Rządowy Fundusz Inwestycji Lokalnych jest programem dla samorządów, których przychody zostały uszczuplone przez pandemię. Bezzwrotne wsparcie pochodzi z funduszu COVID-19. Także Olsztyn aplikował o możliwość skorzystania z tych pieniędzy.
W miejskich planach była budowa żłobka przy ul. Antonowicza na ok. 150 dzieci. Realizacja przygotowywanego od 2018 roku projektu stanęła pod znakiem zapytania w związku z drastycznym spadkiem dochodów gminy, związanym z pandemią koronawirusa. Dlatego ta inwestycja – wartości 15 mln złotych – została wpisana do projektu budżetu miasta na 2021 rok.
– Liczyliśmy, że połączenie naszych możliwości finansowych oraz pieniędzy pochodzącego z tego rządowego funduszu pozwoli zrealizować zadanie – mówił podczas środowej (9 grudnia), zdalnej konferencji prasowej prezydent Olsztyna, Piotr Grzymowicz. – Wiemy przecież, jak istotne jest to od dawna oczekiwane zadanie, szczególnie w tej części naszego miasta. Podkreślali to takżde radni Prawa i Sprawiedliwości.

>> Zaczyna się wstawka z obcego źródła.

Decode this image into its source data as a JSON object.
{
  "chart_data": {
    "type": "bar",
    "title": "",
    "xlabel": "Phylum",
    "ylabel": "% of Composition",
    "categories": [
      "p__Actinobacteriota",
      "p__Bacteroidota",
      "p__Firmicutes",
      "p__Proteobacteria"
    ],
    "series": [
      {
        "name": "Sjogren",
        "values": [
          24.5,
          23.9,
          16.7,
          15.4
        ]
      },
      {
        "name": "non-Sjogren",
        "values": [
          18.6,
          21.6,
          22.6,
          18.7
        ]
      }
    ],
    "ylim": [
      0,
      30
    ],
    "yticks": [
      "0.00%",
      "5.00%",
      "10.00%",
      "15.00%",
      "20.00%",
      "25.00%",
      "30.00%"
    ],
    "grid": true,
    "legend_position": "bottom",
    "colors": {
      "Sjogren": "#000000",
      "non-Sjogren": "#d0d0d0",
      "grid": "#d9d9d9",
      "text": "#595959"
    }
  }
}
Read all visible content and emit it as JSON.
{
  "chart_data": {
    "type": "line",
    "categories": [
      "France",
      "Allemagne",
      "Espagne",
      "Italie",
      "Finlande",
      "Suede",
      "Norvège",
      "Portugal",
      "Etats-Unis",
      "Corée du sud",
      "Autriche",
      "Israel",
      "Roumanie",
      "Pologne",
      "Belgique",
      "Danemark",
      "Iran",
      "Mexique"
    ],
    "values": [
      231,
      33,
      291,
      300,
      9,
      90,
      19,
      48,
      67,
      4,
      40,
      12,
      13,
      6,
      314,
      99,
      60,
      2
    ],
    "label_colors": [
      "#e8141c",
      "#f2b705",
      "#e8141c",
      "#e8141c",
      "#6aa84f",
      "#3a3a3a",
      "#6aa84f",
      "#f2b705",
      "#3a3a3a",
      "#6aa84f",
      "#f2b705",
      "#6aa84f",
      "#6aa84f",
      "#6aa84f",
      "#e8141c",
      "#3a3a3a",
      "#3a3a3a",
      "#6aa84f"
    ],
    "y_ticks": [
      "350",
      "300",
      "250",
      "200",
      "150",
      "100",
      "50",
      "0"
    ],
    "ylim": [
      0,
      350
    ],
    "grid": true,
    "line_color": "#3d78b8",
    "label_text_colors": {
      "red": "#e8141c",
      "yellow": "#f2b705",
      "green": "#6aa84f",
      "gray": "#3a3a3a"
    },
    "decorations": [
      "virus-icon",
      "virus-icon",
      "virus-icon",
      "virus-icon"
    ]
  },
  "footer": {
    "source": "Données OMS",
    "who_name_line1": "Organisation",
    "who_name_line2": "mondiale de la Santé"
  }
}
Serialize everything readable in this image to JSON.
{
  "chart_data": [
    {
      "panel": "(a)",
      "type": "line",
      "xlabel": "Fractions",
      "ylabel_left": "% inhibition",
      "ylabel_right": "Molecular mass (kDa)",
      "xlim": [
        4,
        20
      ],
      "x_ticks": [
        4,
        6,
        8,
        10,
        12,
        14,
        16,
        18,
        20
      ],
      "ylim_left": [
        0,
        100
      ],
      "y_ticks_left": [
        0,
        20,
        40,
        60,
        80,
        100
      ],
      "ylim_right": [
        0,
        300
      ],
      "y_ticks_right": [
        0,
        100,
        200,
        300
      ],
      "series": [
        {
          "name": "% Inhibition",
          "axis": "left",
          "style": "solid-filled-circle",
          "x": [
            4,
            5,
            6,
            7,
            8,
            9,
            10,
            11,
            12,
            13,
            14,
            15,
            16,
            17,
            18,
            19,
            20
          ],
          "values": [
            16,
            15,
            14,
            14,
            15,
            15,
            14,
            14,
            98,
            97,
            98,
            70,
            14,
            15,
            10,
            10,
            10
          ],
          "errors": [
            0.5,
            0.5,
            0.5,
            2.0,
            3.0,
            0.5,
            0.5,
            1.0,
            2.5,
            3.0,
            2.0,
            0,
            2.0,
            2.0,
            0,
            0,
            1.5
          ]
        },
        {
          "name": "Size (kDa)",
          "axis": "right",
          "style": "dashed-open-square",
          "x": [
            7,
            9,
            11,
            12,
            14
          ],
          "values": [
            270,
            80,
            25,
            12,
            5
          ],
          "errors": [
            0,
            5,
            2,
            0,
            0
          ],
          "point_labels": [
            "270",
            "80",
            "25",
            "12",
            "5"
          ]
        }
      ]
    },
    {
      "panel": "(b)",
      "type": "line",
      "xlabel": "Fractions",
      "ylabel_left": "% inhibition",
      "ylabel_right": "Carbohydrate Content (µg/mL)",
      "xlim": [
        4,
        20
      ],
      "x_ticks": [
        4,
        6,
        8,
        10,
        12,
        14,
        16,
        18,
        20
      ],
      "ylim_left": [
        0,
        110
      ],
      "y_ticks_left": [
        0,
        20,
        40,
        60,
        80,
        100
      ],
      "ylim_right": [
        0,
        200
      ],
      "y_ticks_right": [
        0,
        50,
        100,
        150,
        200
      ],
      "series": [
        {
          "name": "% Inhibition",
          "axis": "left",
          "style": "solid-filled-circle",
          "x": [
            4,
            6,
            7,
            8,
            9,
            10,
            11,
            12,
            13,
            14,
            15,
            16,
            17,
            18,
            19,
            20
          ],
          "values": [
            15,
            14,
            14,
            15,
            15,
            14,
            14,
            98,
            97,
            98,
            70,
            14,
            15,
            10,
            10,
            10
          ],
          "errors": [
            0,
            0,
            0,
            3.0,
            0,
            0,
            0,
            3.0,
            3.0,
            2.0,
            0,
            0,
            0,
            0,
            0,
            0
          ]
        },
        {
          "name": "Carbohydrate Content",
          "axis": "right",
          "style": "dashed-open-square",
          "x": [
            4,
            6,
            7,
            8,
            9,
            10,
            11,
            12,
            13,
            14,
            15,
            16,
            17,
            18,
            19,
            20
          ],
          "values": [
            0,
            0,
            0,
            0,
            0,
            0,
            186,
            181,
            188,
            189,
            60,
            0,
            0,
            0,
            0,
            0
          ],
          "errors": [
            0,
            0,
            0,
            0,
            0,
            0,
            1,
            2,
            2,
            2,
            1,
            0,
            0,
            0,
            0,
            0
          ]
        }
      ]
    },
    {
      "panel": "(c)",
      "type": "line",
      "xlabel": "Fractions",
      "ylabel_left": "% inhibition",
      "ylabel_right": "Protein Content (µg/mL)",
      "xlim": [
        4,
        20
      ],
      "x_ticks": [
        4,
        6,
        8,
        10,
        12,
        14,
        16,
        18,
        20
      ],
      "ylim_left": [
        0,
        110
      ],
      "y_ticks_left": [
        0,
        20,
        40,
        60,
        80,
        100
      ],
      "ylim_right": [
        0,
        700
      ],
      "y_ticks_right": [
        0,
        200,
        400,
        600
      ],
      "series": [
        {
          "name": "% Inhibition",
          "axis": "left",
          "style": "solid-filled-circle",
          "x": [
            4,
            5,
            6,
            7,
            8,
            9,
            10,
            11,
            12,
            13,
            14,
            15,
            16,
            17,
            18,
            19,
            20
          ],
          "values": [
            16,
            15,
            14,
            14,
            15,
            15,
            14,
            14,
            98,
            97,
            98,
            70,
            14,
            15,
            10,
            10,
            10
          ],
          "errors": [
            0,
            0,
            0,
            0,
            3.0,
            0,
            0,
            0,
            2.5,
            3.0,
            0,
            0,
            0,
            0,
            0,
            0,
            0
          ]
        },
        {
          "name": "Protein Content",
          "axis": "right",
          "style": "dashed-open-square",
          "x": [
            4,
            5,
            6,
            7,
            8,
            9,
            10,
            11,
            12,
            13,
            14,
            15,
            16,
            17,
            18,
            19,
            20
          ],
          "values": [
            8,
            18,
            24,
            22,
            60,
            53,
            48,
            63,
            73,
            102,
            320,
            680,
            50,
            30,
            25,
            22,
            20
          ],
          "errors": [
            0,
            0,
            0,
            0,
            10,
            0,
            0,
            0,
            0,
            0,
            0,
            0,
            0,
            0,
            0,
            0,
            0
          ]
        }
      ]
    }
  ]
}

Niestety, okazało się, że plany będzie trzeba zweryfikować. Olsztyn, podobnie, jak inne duże miasta nie dostał żadnego wsparcia z RFIL. W regionie pieniędzy zabrakło także m.in. dla Elbląga i Ełku. W kraju choćby dla Warszawy, Łodzi, Gdańska, Sopotu, Gdyni czy Poznania.
– Ironicznie mówiąc, znaleźliśmy się w grupie „Zero+” – mówi prezydent Olsztyna.
Z województwa warmińsko-mazurskiego pozytywnie rozpatrzono 91 wniosków na łączną kwotę nieco ponad 138 mln zł.